Setelah mengantarkan Fikri sampai di depan rumah, Diandra kembali masuk ke dalam, kakinya melangkah ke arah sofa lalu duduk di sana. Sedangkan di tangannya kini ada ponselnya, ia berniat menghubungi Laura, sahabatnya.

Di saat seperti ini, terutama saat Diandra merasa ada yang janggal di dalam rumah tangganya, yang membuat hatinya kepikiran tak karuan, menghubungi Laura dan memberitahu isi hatinya adalah cara terbaik yang mungkin bisa Diandra lakukan sekarang. Meskipun ia sendiri tak yakin, sahabatnya itu bisa membantunya atau tidak, namun setidaknya Diandra akan merasa didengarkan.

"Halo, Ndra. Ada apa? Tumben pagi-pagi gini telepon?" Suara Laura menyambut sambungan telepon tersebut, membuat hati Diandra merasa lega dan sedikit merasa lebih tenang.

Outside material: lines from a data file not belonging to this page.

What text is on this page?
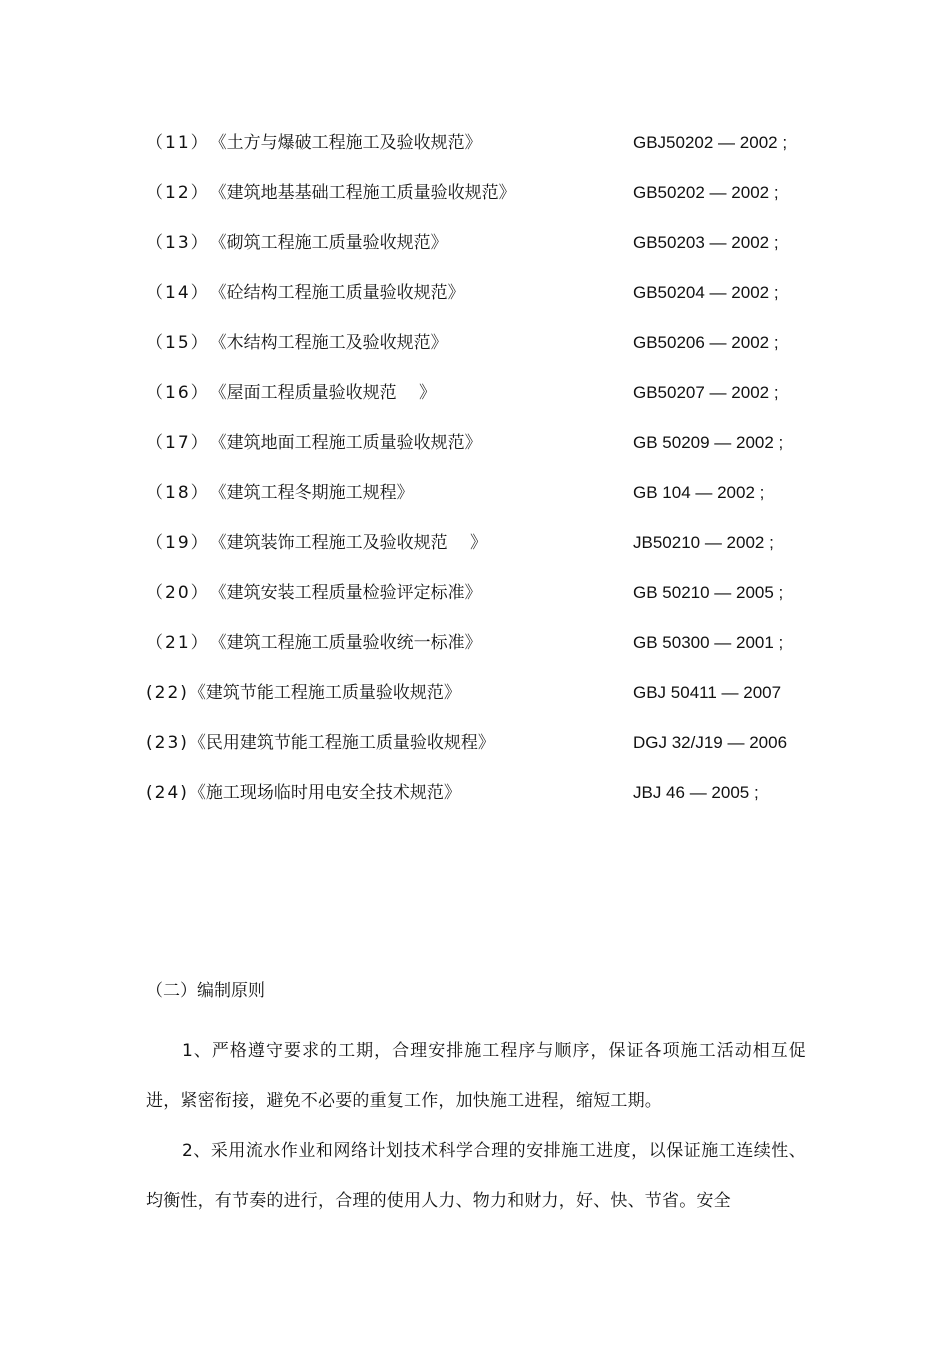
（11）《土方与爆破工程施工及验收规范》	GBJ50202 — 2002 ;
（12）《建筑地基基础工程施工质量验收规范》	GB50202 — 2002 ;
（13）《砌筑工程施工质量验收规范》	GB50203 — 2002 ;
（14）《砼结构工程施工质量验收规范》	GB50204 — 2002 ;
（15）《木结构工程施工及验收规范》	GB50206 — 2002 ;
（16）《屋面工程质量验收规范　 》	GB50207 — 2002 ;
（17）《建筑地面工程施工质量验收规范》	GB 50209 — 2002 ;
（18）《建筑工程冬期施工规程》	GB 104 — 2002 ;
（19）《建筑装饰工程施工及验收规范　 》	JB50210 — 2002 ;
（20）《建筑安装工程质量检验评定标准》	GB 50210 — 2005 ;
（21）《建筑工程施工质量验收统一标准》	GB 50300 — 2001 ;
(22)《建筑节能工程施工质量验收规范》	GBJ 50411 — 2007
(23)《民用建筑节能工程施工质量验收规程》	DGJ 32/J19 — 2006
(24)《施工现场临时用电安全技术规范》	JBJ 46 — 2005 ;
（二）编制原则

1、严格遵守要求的工期，合理安排施工程序与顺序，保证各项施工活动相互促进，紧密衔接，避免不必要的重复工作，加快施工进程，缩短工期。

2、采用流水作业和网络计划技术科学合理的安排施工进度，以保证施工连续性、均衡性，有节奏的进行，合理的使用人力、物力和财力，好、快、节省。安全
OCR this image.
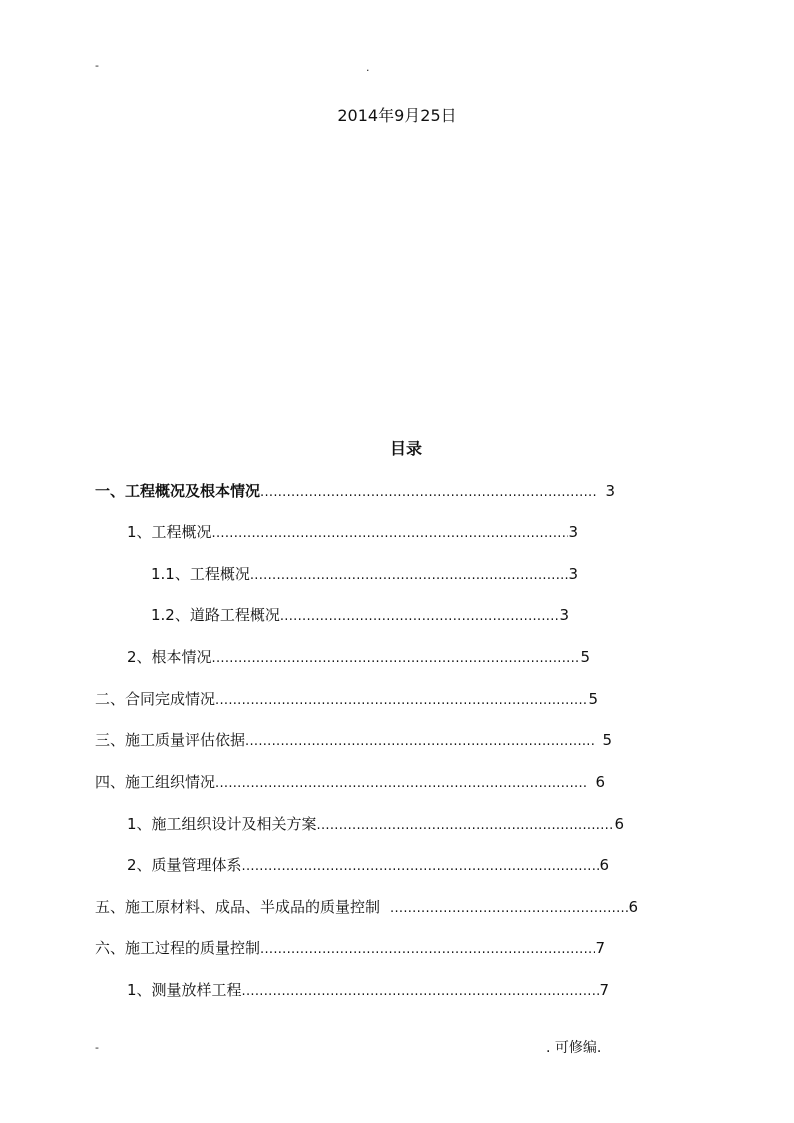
-	.
2014年9月25日
目录
一、工程概况及根本情况 .....	3
1、工程概况 .....	3
1.1、工程概况 .....	3
1.2、道路工程概况 .....	3
2、根本情况 .....	5
二、合同完成情况 .....	5
三、施工质量评估依据 .....	5
四、施工组织情况 .....	6
1、施工组织设计及相关方案 .....	6
2、质量管理体系 .....	6
五、施工原材料、成品、半成品的质量控制 .....	6
六、施工过程的质量控制 .....	7
1、测量放样工程 .....	7
-	. 可修编.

"Aku cuma mau cerita, Ra." Diandra menjawab lirih, nada suaranya juga tampak tak sehangat biasanya.

"Cerita apa?"

"Kamu sekarang lagi sibuk ya?"

"Enggak kok. Kamu kalau mau cerita, ya cerita aja, Ndra. Aku pasti dengerin kamu kok."

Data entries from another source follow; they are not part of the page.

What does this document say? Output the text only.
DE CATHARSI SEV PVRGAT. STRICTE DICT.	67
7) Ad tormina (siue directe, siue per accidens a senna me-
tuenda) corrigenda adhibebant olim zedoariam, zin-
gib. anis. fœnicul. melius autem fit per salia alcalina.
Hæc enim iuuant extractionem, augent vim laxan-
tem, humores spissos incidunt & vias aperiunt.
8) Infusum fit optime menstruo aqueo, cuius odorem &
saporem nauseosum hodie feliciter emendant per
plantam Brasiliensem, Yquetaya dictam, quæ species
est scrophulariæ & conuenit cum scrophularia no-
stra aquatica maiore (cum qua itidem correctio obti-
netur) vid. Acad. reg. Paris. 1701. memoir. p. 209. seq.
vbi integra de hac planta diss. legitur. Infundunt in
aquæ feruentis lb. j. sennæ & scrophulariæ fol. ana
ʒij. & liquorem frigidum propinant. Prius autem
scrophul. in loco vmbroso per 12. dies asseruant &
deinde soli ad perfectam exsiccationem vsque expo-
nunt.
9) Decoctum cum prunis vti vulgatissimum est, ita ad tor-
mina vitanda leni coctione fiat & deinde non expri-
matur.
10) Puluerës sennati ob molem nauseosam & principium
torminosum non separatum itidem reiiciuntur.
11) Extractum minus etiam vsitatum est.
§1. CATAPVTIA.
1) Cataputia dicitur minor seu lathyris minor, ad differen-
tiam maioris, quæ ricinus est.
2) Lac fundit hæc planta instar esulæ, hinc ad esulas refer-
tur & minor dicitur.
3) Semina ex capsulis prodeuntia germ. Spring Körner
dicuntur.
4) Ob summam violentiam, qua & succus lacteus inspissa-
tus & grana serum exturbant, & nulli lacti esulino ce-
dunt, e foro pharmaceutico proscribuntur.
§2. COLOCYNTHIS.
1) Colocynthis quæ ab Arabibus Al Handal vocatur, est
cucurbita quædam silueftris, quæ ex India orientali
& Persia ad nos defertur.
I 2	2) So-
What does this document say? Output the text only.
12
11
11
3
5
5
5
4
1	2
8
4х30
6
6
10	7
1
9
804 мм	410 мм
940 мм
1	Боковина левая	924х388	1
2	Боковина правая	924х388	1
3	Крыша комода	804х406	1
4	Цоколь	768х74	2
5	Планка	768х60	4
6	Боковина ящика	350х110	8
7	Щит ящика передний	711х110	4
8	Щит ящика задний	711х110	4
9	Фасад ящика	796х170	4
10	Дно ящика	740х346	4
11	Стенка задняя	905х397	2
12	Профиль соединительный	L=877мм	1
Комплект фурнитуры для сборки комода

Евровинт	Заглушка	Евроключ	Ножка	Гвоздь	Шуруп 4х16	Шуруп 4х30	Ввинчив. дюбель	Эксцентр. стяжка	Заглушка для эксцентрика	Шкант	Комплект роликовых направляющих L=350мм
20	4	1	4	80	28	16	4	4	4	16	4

"Aku takut ganggu waktu kamu, Ra. Sekarang kan kamu sudah menikah, pasti kamu sibuk dengan banyak hal kan di rumah." Diandra menundukkan wajahnya, ia sendiri merasa tak enak hati bila teleponnya itu justru mengganggu waktu sahabatnya.

"Kamu lupa ya aku menikah sama siapa? Sama Mas Ali, Ndra. Dia enggak mungkin membiarkan aku melakukan pekerjaan rumah, kan pembantunya sudah banyak, jadi bisa dipastikan sekarang aku lagi santai dan enggak ada pekerjaan." Laura menjawab yakin yang sempat didiami oleh Diandra, yang diam-diam merasa bersyukur sahabatnya mendapatkan lelaki yang tepat.

"Oh ya tadi kamu mau cerita apa?" tanya Laura kini, yang sempat membuat Diandra ragu mengatakannya, karena apa yang dirasakannya saat ini hanya pikirannya saja, namun entah kenapa ia ingin menceritakannya pada sahabatnya.

"Aku ngerasa Fikri sedikit berubah akhir-akhir ini, Ra ...." Diandra menjawab sendu sembari sesekali menghela nafas panjangnya.

"Berubah bagaimana?" tanya Laura terdengar penasaran.

"Ya berubah, dia jadi sering telat pulang kerja." Diandra menjawab jujur, hatinya juga merasa ada yang janggal dari sikap suaminya. Bukannya Diandra melebih-lebihkan, namun apa yang dirasakan benar-benar mengganggu hati dan pikirannya sekarang.

"Astaga, Ndra. Kamu berpikir Fikri berubah cuma karena dia sering telat pulang kerja? Kamu bercanda kan, apa menurut kamu pemikiran itu enggak terlalu berlebihan?" tanya Laura terdengar tak habis pikir, yang sebenarnya sangat Diandra setujui, karena ia pun merasa pemikirannya itu terlalu berlebihan, namun tetap saja perasaannya merasa ada yang salah.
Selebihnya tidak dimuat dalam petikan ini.